Ajapālanigrodha untranslated

Ajapālanigrodha. A banyan tree which is famous in Buddhist literature. It was in Uruvelā, on the banks of the Nerañjarā, near the Bodhi-tree, and a week after the Awakening the Buddha went there and spent a week cross-legged at the foot of the tree. There he met the Huhuṅkajātika Brahmin (Vin.i.2-3). Two weeks later he went there again from the Rājāyatana (Vin.i.4). It was then that the Brahma Sahampati appeared to him and persuaded him to preach the doctrine, in spite of the difficulty of the task (Vin.i.5-7; in the eighth week after the Awakening, says Buddhaghosa, SN­a.i.152). This was immediately after the meal offered by Tapassu and Bhalluka, so says the Majjhima Commentary (i.385; Ja.i.81). When the Buddha wishes to have someone as his teacher, Sahampati appears again and suggests to him that the Dhamma be considered his teacher (AN.ii.20f.; SN.i.138f).

By Ajapālanigrodha it was, too, that, immediately after the Awakening, Māra tried to persuade the Buddha to die at once (DN.ii.112).

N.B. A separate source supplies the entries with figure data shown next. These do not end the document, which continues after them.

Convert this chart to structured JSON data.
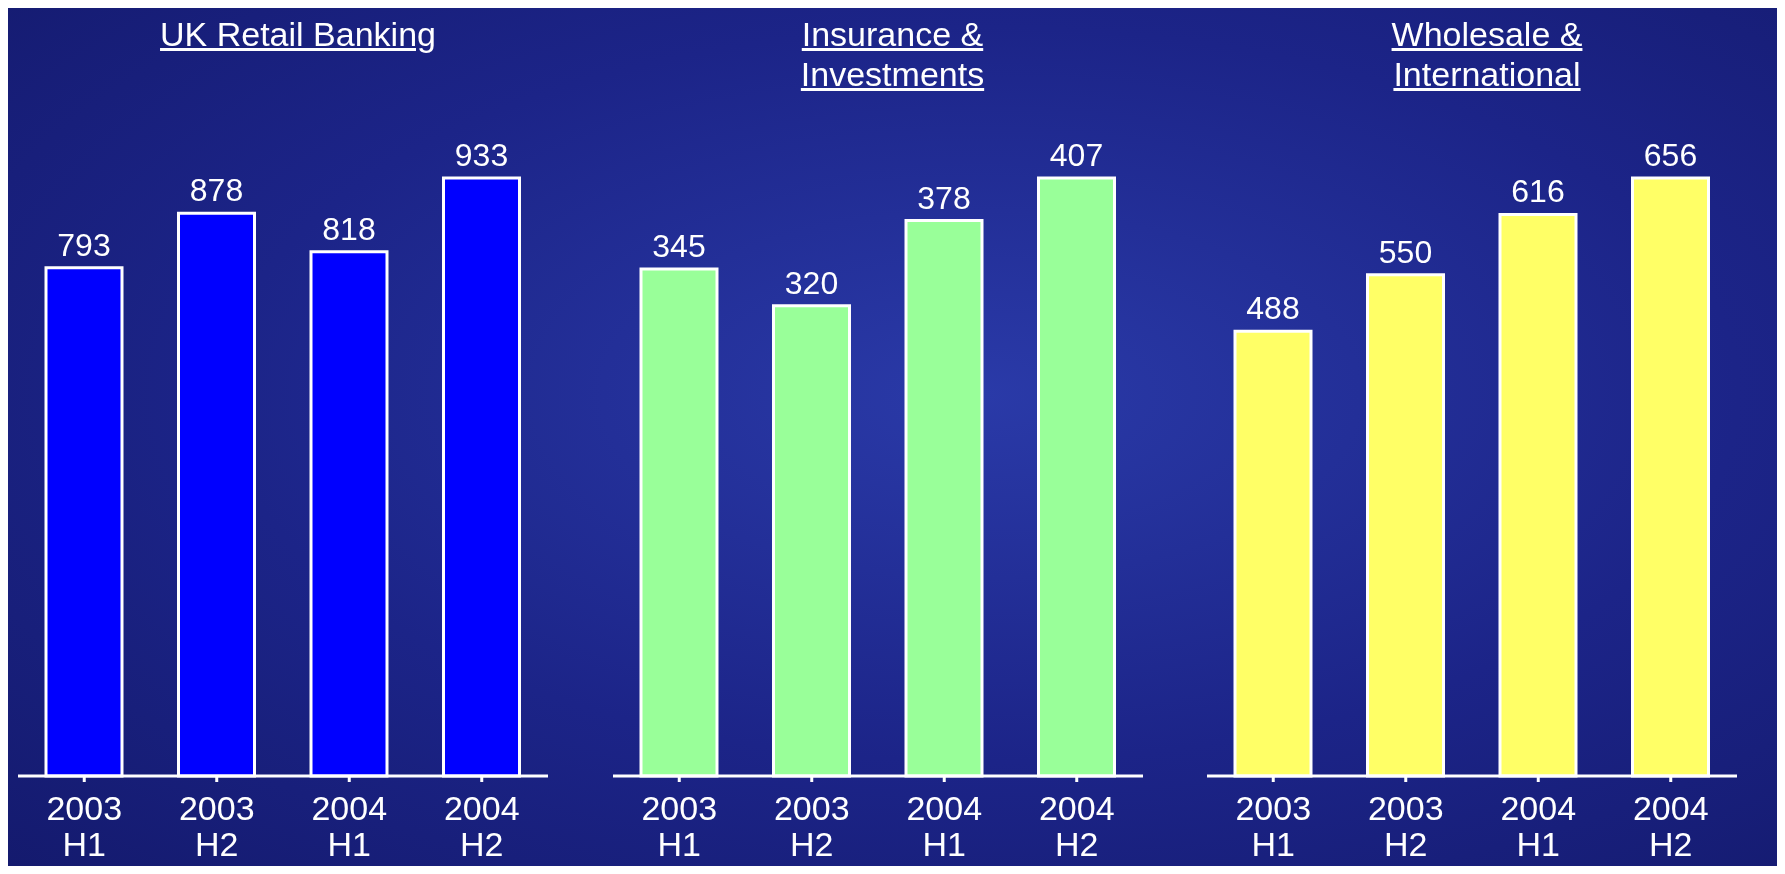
{
  "chart_data": [
    {
      "type": "bar",
      "title": "UK Retail Banking",
      "categories": [
        "2003 H1",
        "2003 H2",
        "2004 H1",
        "2004 H2"
      ],
      "values": [
        793,
        878,
        818,
        933
      ],
      "color": "#0000ff",
      "data_labels": true
    },
    {
      "type": "bar",
      "title": "Insurance & Investments",
      "categories": [
        "2003 H1",
        "2003 H2",
        "2004 H1",
        "2004 H2"
      ],
      "values": [
        345,
        320,
        378,
        407
      ],
      "color": "#99ff99",
      "data_labels": true
    },
    {
      "type": "bar",
      "title": "Wholesale & International",
      "categories": [
        "2003 H1",
        "2003 H2",
        "2004 H1",
        "2004 H2"
      ],
      "values": [
        488,
        550,
        616,
        656
      ],
      "color": "#ffff66",
      "data_labels": true
    }
  ]
}
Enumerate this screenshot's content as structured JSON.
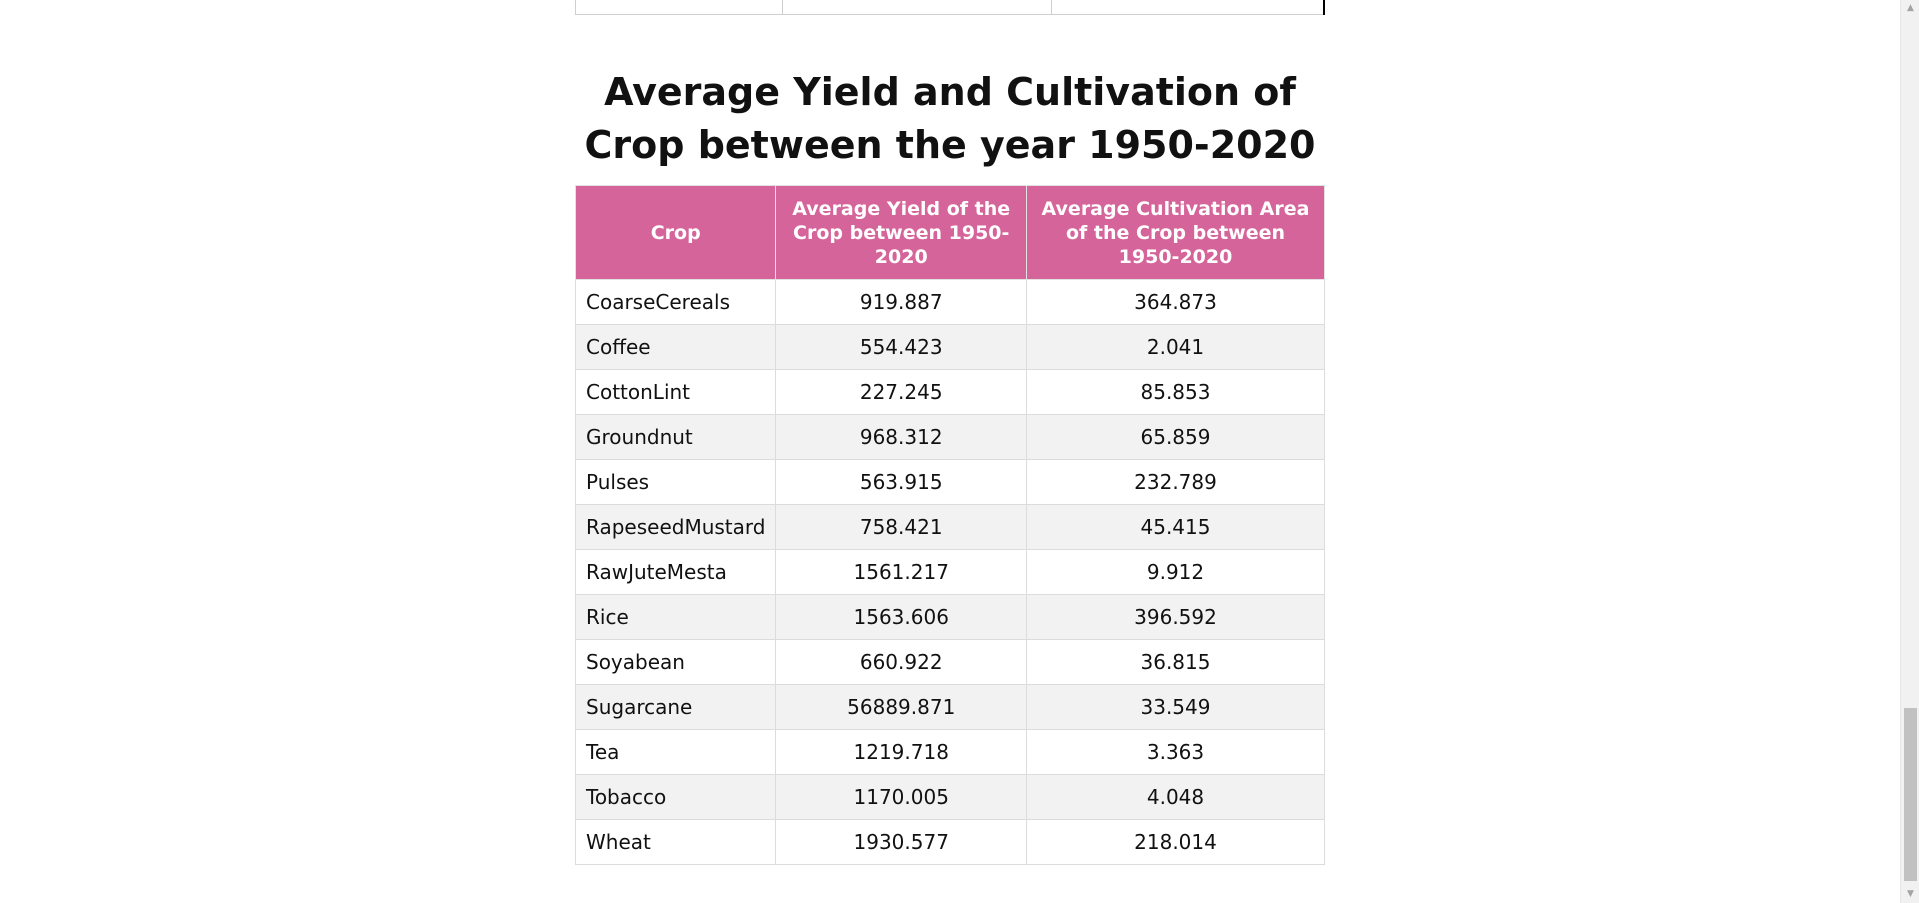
{
  "section": {
    "title": "Average Yield and Cultivation of Crop between the year 1950-2020"
  },
  "table": {
    "headers": [
      "Crop",
      "Average Yield of the Crop between 1950-2020",
      "Average Cultivation Area of the Crop between 1950-2020"
    ],
    "rows": [
      [
        "CoarseCereals",
        "919.887",
        "364.873"
      ],
      [
        "Coffee",
        "554.423",
        "2.041"
      ],
      [
        "CottonLint",
        "227.245",
        "85.853"
      ],
      [
        "Groundnut",
        "968.312",
        "65.859"
      ],
      [
        "Pulses",
        "563.915",
        "232.789"
      ],
      [
        "RapeseedMustard",
        "758.421",
        "45.415"
      ],
      [
        "RawJuteMesta",
        "1561.217",
        "9.912"
      ],
      [
        "Rice",
        "1563.606",
        "396.592"
      ],
      [
        "Soyabean",
        "660.922",
        "36.815"
      ],
      [
        "Sugarcane",
        "56889.871",
        "33.549"
      ],
      [
        "Tea",
        "1219.718",
        "3.363"
      ],
      [
        "Tobacco",
        "1170.005",
        "4.048"
      ],
      [
        "Wheat",
        "1930.577",
        "218.014"
      ]
    ]
  },
  "colors": {
    "header_bg": "#d5649a",
    "header_text": "#ffffff",
    "row_alt": "#f2f2f2"
  },
  "icons": {
    "scroll_up": "triangle-up-icon",
    "scroll_down": "triangle-down-icon"
  }
}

Several other conversations held here with Māra are recorded in the Saṁyutta (SN.i.103f).

Here, also, the Buddha spent some time before the Awakening (DN.ii.267), and it was here that Sujāta offered him a meal of milk-rice (Ja.i.16, 69).

Here, in the fifth week after the Awakening, Māra’s daughters tried to tempt the Buddha (Ja.i.78, 469).

Several etymologies are suggested for the name: (a) in its shadow goatherds (ajapālā) rest; (b) old Brahmins, incapable of reciting the Vedas, live here in dwellings protected by walls and ramparts (this derivation being as follows: na japantī ti = ajapā, mantānaṁ anajjhāyakā = ajapā, ālenti arīyan-ti nivāsam etthā ti = Ajapālo ti); (c) it shelters the goats that seek its shade at midday (Ud­a.51). The northern Buddhists say that the tree was planted by a shepherd boy, during the Bodhisatta’s six years’ penance, to shelter him (Beal, Romantic Legend of Buddha,192, 238; Mhv.iii.302).

The Brahmasutta (SN.v.167) and the Maggasutta (SN.v.185), both on the four satipaṭṭhāna, and another Brahmasutta (SN.v.232f) on the five indriyāni, were concerning thoughts that occurred to the Buddha on various occasions at the foot of this tree, when he sat there soon after the Awakening. On all these occasions Brahma Sahampati appeared to him and confirmed his thoughts. Several old Brahmins, advanced in years, visited the Buddha during this period and questioned him as to whether it were true that he did not pay respect to age. To them he preached the four Therakaraṇā Dhamma. AN.ii.22.